Giro d'Italia rider galleries: Cadel Evans
Evans took 7th place on the 54.8km course, 39 seconds off stage winner Alex Dowsett (Movistar), but limited his losses to new maglia rosa Vincenzo Nibali (Astana) and pre-race favourite Bradley Wiggins (Sky). The Australian now lies just 29 seconds behind Nibali and 47 ahead of Wiggins on general classification.
“I think I’m shaping fairly well on classification at this point but we’ll see from here on in: I think the Giro changes from here on in,” Evans told reporters through the rolled-down window of the BMC team car after the finish. “I think a time trial always shows everyone’s cards.
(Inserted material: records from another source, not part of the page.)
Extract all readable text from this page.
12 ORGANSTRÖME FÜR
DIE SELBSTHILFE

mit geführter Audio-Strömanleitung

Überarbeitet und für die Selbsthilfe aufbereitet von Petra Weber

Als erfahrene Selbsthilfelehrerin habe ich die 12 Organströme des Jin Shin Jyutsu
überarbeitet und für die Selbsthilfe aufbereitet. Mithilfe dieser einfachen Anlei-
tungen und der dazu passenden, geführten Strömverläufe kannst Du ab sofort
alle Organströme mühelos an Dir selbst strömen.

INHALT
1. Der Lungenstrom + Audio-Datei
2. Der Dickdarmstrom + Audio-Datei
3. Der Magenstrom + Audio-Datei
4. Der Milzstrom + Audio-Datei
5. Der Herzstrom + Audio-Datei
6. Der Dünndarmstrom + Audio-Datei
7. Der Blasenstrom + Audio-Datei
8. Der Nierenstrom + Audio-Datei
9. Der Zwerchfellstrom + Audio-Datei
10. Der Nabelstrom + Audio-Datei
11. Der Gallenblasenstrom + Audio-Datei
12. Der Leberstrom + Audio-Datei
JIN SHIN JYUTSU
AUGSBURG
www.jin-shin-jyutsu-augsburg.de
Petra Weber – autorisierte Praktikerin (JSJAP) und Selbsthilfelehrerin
It’s a good position to be in at this point but the real Giro is just starting.”
Since winning the Tour de France in 2011, and especially over the opening months of this season, Evans has sometimes struggled against the watch, but his showing in the Marche on Saturday was a sign that he was drawing closer to solving that particular conundrum.
“Compared to the other guys I’ve been riding reasonably well during the week, which was a good sign but for one reason or another I hadn’t had a good time trial this year but it’s started to come together now,” he said. “It gives us a bit of a yardstick to look towards the rest of the Giro.”
The Saltara time trial was an exacting one, as demonstrated by the winning average speed of just over 43 kilometres per hour, and Evans acknowledged that it was difficult to gauge his effort over the rolling parcours.
Although he did not realise it at the time, however, Evans can take heart from the fact that he was the quickest rider on the final 3.3km climb up to the finish line outside the Villa del Balì. The Australian covered the drag 5 seconds quicker than Wiggins, 6 seconds quicker than Domenico Pozzovivo (Ag2r-La Mondiale) and 8 seconds quicker than Nibali.
“The first third was rolling and undulating, it was sort of like the Amalfi coastline there,” he said. “Then you had a couple of open sections and two really steep climbs which in such a long time trial is very taxing. It’s hard to stay within your limits on the steeper pitches. It really had every sort of variation possible.”
The expected fight back from Bradley Wiggins did not quite materialise on Saturday as he could only manage 2nd place on the stage, but Evans said that the Englishman may well have been still suffering the after-effects of his crash on the road to Pescara on the previous stage.
“I think he’s had a rough couple of days and hitting the deck can really knock you around and that really shows up in a time trial,” Evans said. “I’ve been in that situation myself back in the time trial in the Tour de France in 2008. You do everything right and you’re riding okay but if you’ve got a few bumps and bruises it can really affect you."